Legendary trainer Gai Waterhouse inducted into Hall of Fame
Gai Waterhouse's groundbreaking career in racing is set to be recognised with her induction as a general member into the Sport Australia Hall of Fame this Thursday.
Waterhouse joins her father Tommy Smith as a Hall of Fame member and in doing so, the pair make history as the first father-daughter pair to both receive the prestigious accolade.
Waterhouse becomes the fifth horse trainer in the 168-year history of the profession to be inducted into the Sport Australia Hall of Fame, joining Bart Cummings, Etienne de Mestre, Tommy Smith and Colin Hayes.
General membership of the Sport Australia Hall of Fame was established to recognise those who have shown excellence and outstanding achievements in roles supportive to Australian sport, such as administration, coaching/training, media or science.
"It's a lifetime dream come true," said Waterhouse of her gong.
"It's very special to be recognised at this stage – even though I'm still training. And it means so much more to be in the Hall of Fame with Dad.
"If he was looking down he'd be extremely pleased, and he'd probably say it was well overdue. He'd be very happy and probably have wished that he and Mum were here to see it. But I feel they will both still be there in spirit."
Having trained more than 7,000 winners across more than two decades, Waterhouse's track achievements include 156 metropolitan wins in a season (equalling her father's record), 138 Group 1 wins and seven Sydney trainers' premierships.
In 2013 with her horse Fiorente, Waterhouse became only the second woman, and the first Australian woman, to train the winner of the nation's most iconic race, the Melbourne Cup.
Waterhouse, 64, struggled to get her start in training, after a disputed battle to obtain her licence from the Australian Jockey Club which ended up in the courts where Waterhouse eventually won and saw 'The Waterhouse Amendment' brought to the anti-discrimination act.
Finally granted a licence in 1992, Waterhouse enjoyed immediate success, training her first Group 1 winner later that year – Te Akau Nick in the Metropolitan Handicap.
She took over her father's Tulloch Lodge Stable after he became ill in 1994 and trained quality colt Nothin' Leica Dane to win the Victoria Derby before finishing a gallant second in the Melbourne Cup, a race no three-year-old had won since Skipton in 1941.
Waterhouse won the Sydney premiership in the 1996-97 season, with 10 Group 1 wins. In 2002-03, she won the first of three successive premierships, training 156 winners to equal her father's Sydney record.
She has won most of Australia's biggest races multiple times, earning several hundred million dollars for connections, but her crowning moment came in 2013 training the Melbourne Cup victor, Fiorente.

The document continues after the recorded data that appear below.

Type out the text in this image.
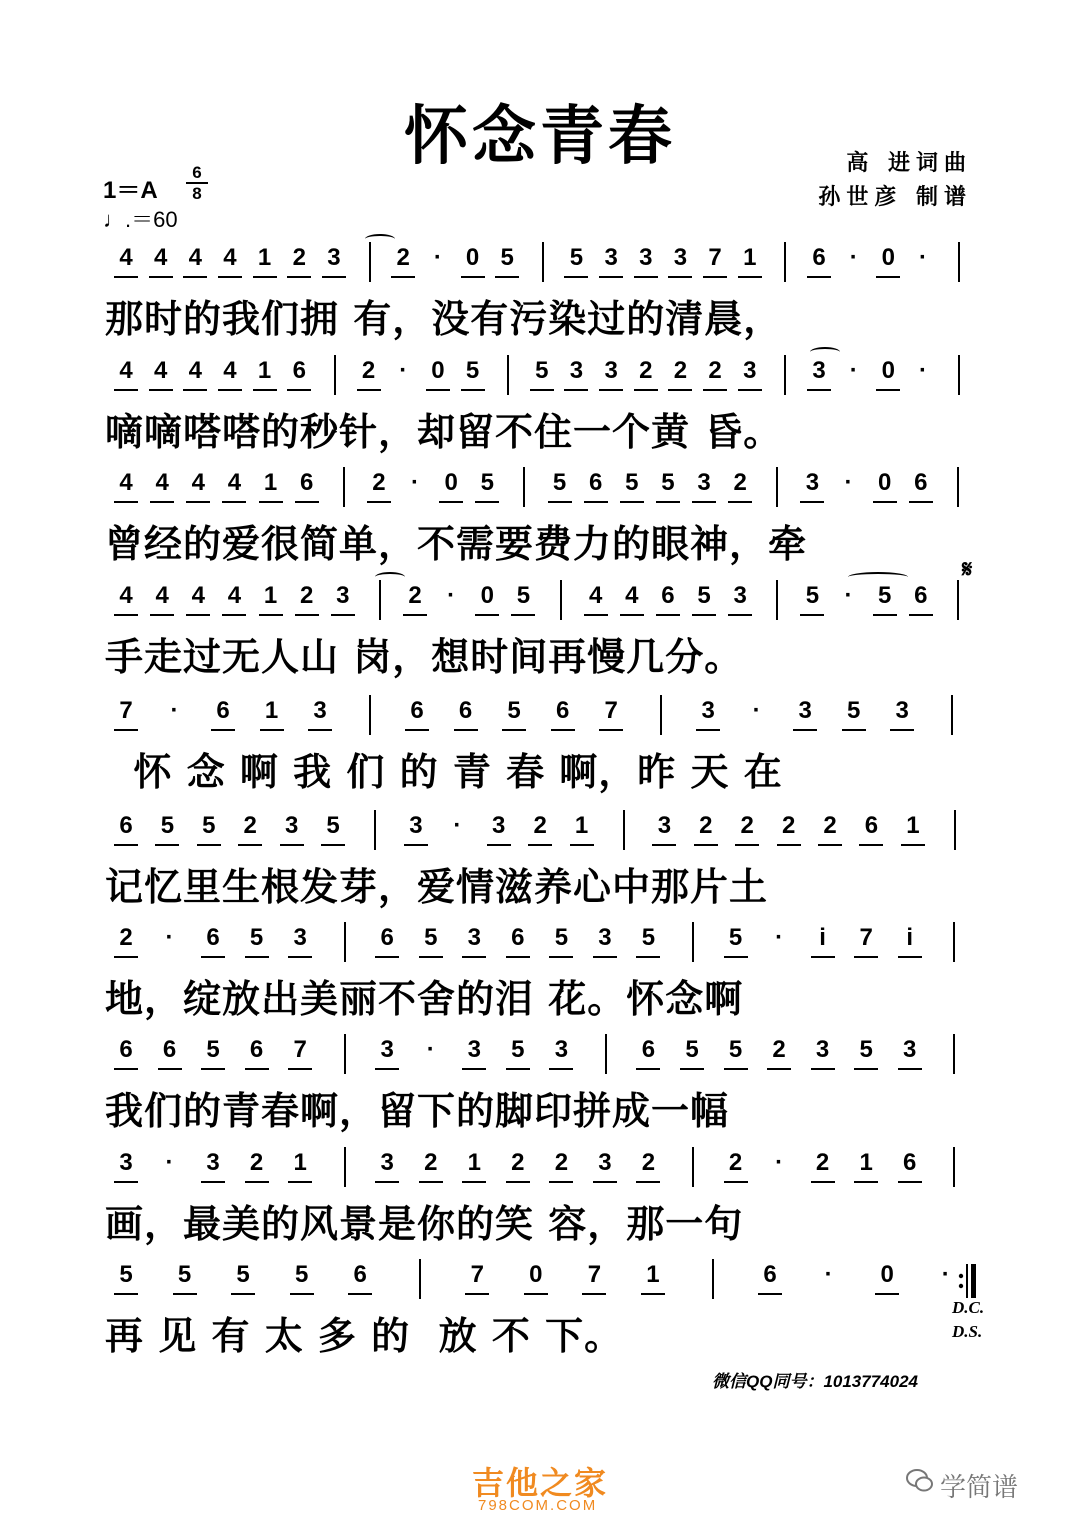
怀念青春	高 进词曲
孙世彦 制谱
1＝A
6
8
♩.＝60
4 4 4 4 1 2 3	2 · 0 5	5 3 3 3 7 1	6 · 0 ·
那时的我们拥 有，没有污染过的清晨，
4 4 4 4 1 6	2 · 0 5	5 3 3 2 2 2 3	3 · 0 ·
嘀嘀嗒嗒的秒针，却留不住一个黄 昏。
4 4 4 4 1 6	2	·	0 5	5 6 5 5 3 2	3	·	0 6
曾经的爱很简单，不需要费力的眼神，牵
4 4 4 4 1 2 3	2	·	0 5	4 4 6 5 3	5	·	5 6
手走过无人山 岗，想时间再慢几分。
7	·	6	1	3	6	6	5	6	7	3	·	3	5	3
怀 念 啊 我 们 的 青 春 啊，昨 天 在
6	5	5	2	3	5	3	·	3	2	1	3	2	2	2	2	6	1
记忆里生根发芽，爱情滋养心中那片土
2	·	6	5	3	6	5	3	6	5	3	5	5	·	i	7	i
地，绽放出美丽不舍的泪 花。怀念啊
6	6	5	6	7	3	·	3	5	3	6	5	5	2	3	5	3
我们的青春啊，留下的脚印拼成一幅
3	·	3	2	1	3	2	1	2	2	3	2	2	·	2	1	6
画，最美的风景是你的笑 容，那一句
5	5	5	5	6	7	0	7	1	6	·	0	·
再 见 有 太 多 的  放 不 下。
𝄋
D.C.
D.S.
微信QQ同号：1013774024
吉他之家
798COM.COM
学简谱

"It was one of my greatest moments," Waterhouse said.
"No one realises until you've actually won the Melbourne Cup that it is life changing.
"When people said that, I thought, 'I can't believe that', but it is life changing. It is the ultimate satisfaction and propels you to extraordinary prominence in the eyes of the average Australian – that doesn't exist with any other race."
Hall Of Fame selection committee chairman Rob de Castella said: "Gai is an individual who has changed the landscape of sport. Her success, profile and drive has stood out above all others."